И в этом отношении живой картину коммунизма сделали именно Стругацкие. То есть на самом деле они относятся к коммунистическим философам и футурологам, стоящим в одном ряду с основоположниками коммунизма и их предшественниками, и с такими футурологами, как Збигнев Бжезинский, Дэниел Белл, Элвин Тоффлер. Во всяком случае, их картины будущего не менее впечатляющи, обоснованы и подробны, нежели нарисованные в классических работах последней «великой троицы».
Только они сделали еще больше. Вполне в духе наследованного ими диалектического метода, они, по сути, поставили вопрос о том, что общество, достигшее своего идеала — «Полудня» — не может не иметь и своих проблем. Не может общество быть беспроблемным, не иметь противоречий. И шаг за шагом они стали показывать эти сложные вопросы.
На каком рубеже остановится человек в своем вмешательстве в жизнь окружающего мира («Далекая радуга»)? Имеет ли право человек, достигший могущества, вмешиваться в ход истории встреченных им более отсталых обществ («Попытка к бегству»)? На что он имеет право в отношении с этими обществами и как совместить свое стремление им помочь и свою ответственность перед ними, уважение к их праву на самостоятельное развитие и обязанность остаться человеком («Трудно быть Богом»)? Вообще, стремясь к будущему и мечтая о нем, сумеет ли человек узнать его тогда, когда с ним встретится («Улитка на склоне»)?
И оказалось, что даже самое совершенное будущее может быть не столь идеальным, как это кажется. Количество и характер проблем, которое оно принесет, может оказаться таким, что встанет вопрос — нужно ли оно, не лучше ли остаться там, где проблемы уже известны и привычны? И вслед за этим вопросом последовали картины миров, не прорывавшихся в будущее, остановившихся, испугавшихся его: Страна Отцов в «Обитаемом острове», Город в «Граде обреченном».

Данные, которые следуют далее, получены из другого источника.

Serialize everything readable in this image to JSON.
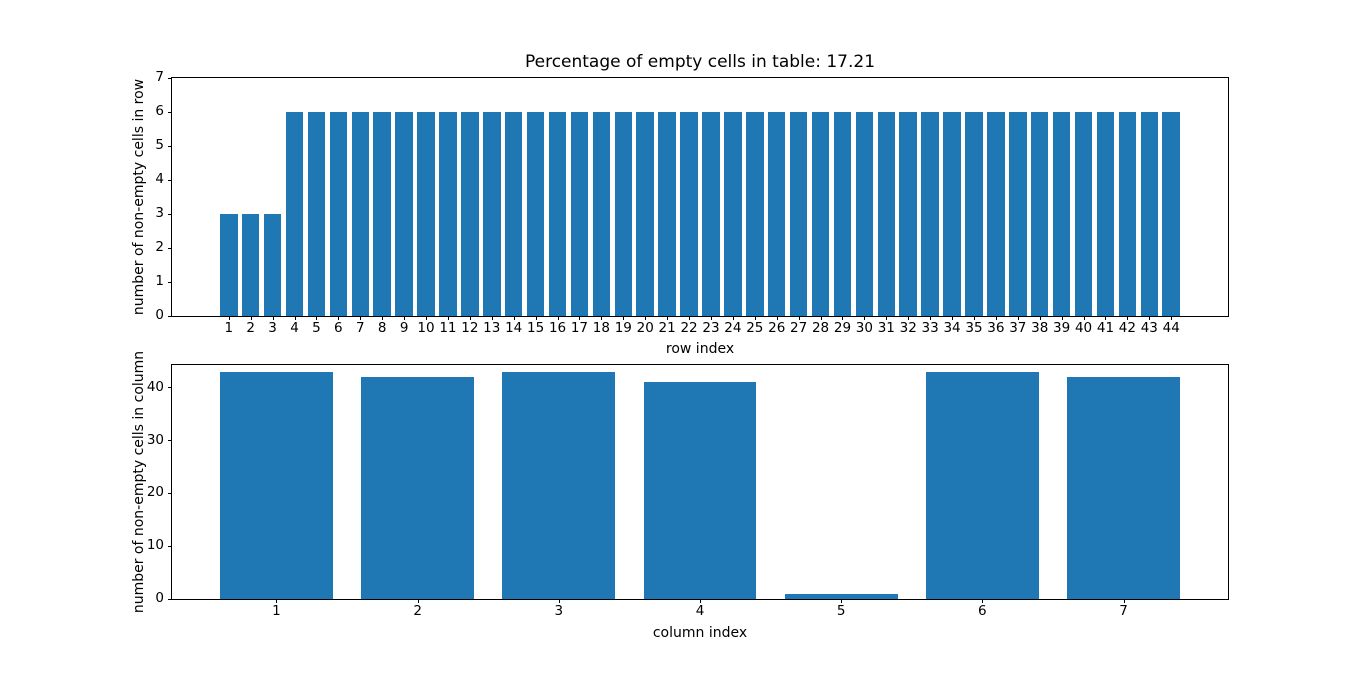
{
  "figure": {
    "background": "#ffffff",
    "bar_color": "#1f77b4",
    "spine_color": "#000000",
    "text_color": "#000000"
  },
  "chart_data": [
    {
      "type": "bar",
      "title": "Percentage of empty cells in table: 17.21",
      "xlabel": "row index",
      "ylabel": "number of non-empty cells in row",
      "categories": [
        1,
        2,
        3,
        4,
        5,
        6,
        7,
        8,
        9,
        10,
        11,
        12,
        13,
        14,
        15,
        16,
        17,
        18,
        19,
        20,
        21,
        22,
        23,
        24,
        25,
        26,
        27,
        28,
        29,
        30,
        31,
        32,
        33,
        34,
        35,
        36,
        37,
        38,
        39,
        40,
        41,
        42,
        43,
        44
      ],
      "values": [
        3,
        3,
        3,
        6,
        6,
        6,
        6,
        6,
        6,
        6,
        6,
        6,
        6,
        6,
        6,
        6,
        6,
        6,
        6,
        6,
        6,
        6,
        6,
        6,
        6,
        6,
        6,
        6,
        6,
        6,
        6,
        6,
        6,
        6,
        6,
        6,
        6,
        6,
        6,
        6,
        6,
        6,
        6,
        6
      ],
      "yticks": [
        0,
        1,
        2,
        3,
        4,
        5,
        6,
        7
      ],
      "ylim": [
        0,
        7
      ],
      "xlim": [
        -1.59,
        46.59
      ],
      "bar_width": 0.8,
      "grid": false,
      "legend": "none"
    },
    {
      "type": "bar",
      "title": "",
      "xlabel": "column index",
      "ylabel": "number of non-empty cells in column",
      "categories": [
        1,
        2,
        3,
        4,
        5,
        6,
        7
      ],
      "values": [
        43,
        42,
        43,
        41,
        1,
        43,
        42
      ],
      "yticks": [
        0,
        10,
        20,
        30,
        40
      ],
      "ylim": [
        0,
        44.3
      ],
      "xlim": [
        0.26,
        7.74
      ],
      "bar_width": 0.8,
      "grid": false,
      "legend": "none"
    }
  ]
}
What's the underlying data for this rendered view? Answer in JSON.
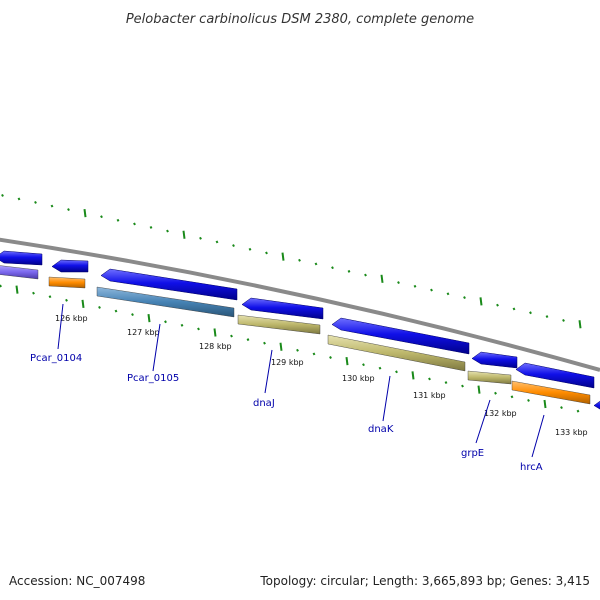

Стругацкие очертили дилемму: либо идти в будущее, в «Мир Полудня», навстречу его проблемам, либо испугаться их и остаться в мире сегодняшних проблем, обрекая себя на вечное хождение по кругу и на отсутствие идеалов и горизонтов развития.
Как писал Борис Стругацкий, «Обитаемый остров» — это роман о стране, проигравшей войну, и описанное в нем на деле куда больше напоминает постсоветскую Россию (продукт капитуляции в холодной войне), чем СССР времени написания этого романа.